Lt. Saul Jaeger from the Mountain View Police Department, observed that Waymo cars have a wider vision of the road and contain very useful sensory inputs. Jaeger foresaw a future of law enforcement deriving useful information from the vehicles. Additionally, the cars promised safety to the car occupants.

Law enforcement agencies may be considering the integration of autonomous vehicles in traffic enforcement practices. The rush of tech companies in autonomous vehicles manufacture could give traffic police department an easier task in managing the roads.

Required standards for autonomous vehicles (AVs)

AVs should gather information of objects around them in real time. The information should comprise of the exact location of objects and speed of movement. The data can be easily accessed by law enforcement agencies. Jaeger figures that AVs may be crucial in providing information on incidents occurring on the roads.
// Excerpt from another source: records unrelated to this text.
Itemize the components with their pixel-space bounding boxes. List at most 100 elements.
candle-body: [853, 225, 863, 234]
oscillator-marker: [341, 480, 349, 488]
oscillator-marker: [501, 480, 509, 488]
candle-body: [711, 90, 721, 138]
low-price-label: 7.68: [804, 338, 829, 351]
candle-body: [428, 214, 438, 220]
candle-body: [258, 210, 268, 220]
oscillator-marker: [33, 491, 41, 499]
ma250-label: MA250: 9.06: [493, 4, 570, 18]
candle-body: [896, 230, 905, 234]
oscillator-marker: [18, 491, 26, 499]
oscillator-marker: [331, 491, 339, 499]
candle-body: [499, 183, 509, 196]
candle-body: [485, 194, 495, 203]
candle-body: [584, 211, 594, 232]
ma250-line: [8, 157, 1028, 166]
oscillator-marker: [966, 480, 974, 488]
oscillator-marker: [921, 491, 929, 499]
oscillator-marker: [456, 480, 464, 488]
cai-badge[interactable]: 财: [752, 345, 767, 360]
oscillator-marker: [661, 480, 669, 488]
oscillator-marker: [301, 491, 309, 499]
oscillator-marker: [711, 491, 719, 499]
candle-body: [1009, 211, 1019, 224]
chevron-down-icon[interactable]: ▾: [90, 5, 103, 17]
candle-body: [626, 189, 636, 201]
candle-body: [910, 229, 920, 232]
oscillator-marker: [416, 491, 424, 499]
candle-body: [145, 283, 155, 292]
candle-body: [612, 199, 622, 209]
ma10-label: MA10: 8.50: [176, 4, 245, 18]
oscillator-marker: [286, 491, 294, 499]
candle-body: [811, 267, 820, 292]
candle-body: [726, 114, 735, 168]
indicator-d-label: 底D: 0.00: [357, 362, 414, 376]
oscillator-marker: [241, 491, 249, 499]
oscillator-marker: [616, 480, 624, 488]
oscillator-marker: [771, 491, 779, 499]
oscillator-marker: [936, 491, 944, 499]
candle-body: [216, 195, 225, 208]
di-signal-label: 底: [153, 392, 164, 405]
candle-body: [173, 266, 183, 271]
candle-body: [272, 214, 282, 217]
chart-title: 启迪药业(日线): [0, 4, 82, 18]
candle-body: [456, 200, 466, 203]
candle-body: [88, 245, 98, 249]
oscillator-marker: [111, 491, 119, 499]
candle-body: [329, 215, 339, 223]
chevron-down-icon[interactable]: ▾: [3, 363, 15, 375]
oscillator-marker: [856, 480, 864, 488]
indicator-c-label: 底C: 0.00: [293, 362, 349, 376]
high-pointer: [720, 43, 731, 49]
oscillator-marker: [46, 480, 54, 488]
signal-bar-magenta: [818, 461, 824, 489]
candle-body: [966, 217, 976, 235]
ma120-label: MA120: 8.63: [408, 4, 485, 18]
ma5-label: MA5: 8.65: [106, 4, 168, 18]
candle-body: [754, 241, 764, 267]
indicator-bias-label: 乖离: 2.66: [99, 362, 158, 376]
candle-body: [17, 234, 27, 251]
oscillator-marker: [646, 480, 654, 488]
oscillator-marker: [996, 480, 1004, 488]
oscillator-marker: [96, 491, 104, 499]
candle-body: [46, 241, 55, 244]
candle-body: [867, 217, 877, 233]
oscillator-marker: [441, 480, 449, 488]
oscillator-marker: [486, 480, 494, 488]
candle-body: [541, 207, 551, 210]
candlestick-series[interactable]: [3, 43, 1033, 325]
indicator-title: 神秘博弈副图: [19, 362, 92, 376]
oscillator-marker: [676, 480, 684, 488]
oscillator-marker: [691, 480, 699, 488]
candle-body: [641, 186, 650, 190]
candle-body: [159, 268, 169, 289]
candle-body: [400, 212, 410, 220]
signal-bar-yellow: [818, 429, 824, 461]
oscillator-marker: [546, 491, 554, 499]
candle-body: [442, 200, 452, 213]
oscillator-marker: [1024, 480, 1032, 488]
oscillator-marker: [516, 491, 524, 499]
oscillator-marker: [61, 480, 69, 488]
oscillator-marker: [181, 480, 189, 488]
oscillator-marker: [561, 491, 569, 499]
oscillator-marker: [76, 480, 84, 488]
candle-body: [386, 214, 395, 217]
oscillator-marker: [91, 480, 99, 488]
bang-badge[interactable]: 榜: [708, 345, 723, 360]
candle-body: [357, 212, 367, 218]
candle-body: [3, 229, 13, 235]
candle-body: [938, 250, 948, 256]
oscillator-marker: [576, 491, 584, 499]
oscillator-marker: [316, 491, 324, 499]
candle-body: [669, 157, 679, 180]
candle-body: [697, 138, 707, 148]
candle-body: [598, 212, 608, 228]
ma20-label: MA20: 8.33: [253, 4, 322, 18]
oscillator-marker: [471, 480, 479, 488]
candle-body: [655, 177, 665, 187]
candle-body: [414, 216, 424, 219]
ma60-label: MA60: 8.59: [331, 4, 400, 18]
Professor Catherine Crump of the University of California informed Ars that federal agencies cannot be stopped from getting information from AV makers. She added that the right to privacy for citizens in the Golden State could be violated if the government had a legitimate interest in the matter. As of the moment, the Supreme Court allows law enforcement to monitor people when in public. To compel vehicle manufacturers, a court order dubbed the “d-order” can be issued to allow the police access to the data they need.

Pending legal issue

The Supreme Court is currently handling a critical case termed Carpenter v. The United States. The case touches on ease of accessibility of private data. The outcome of the case could have a major influence on future state legislation.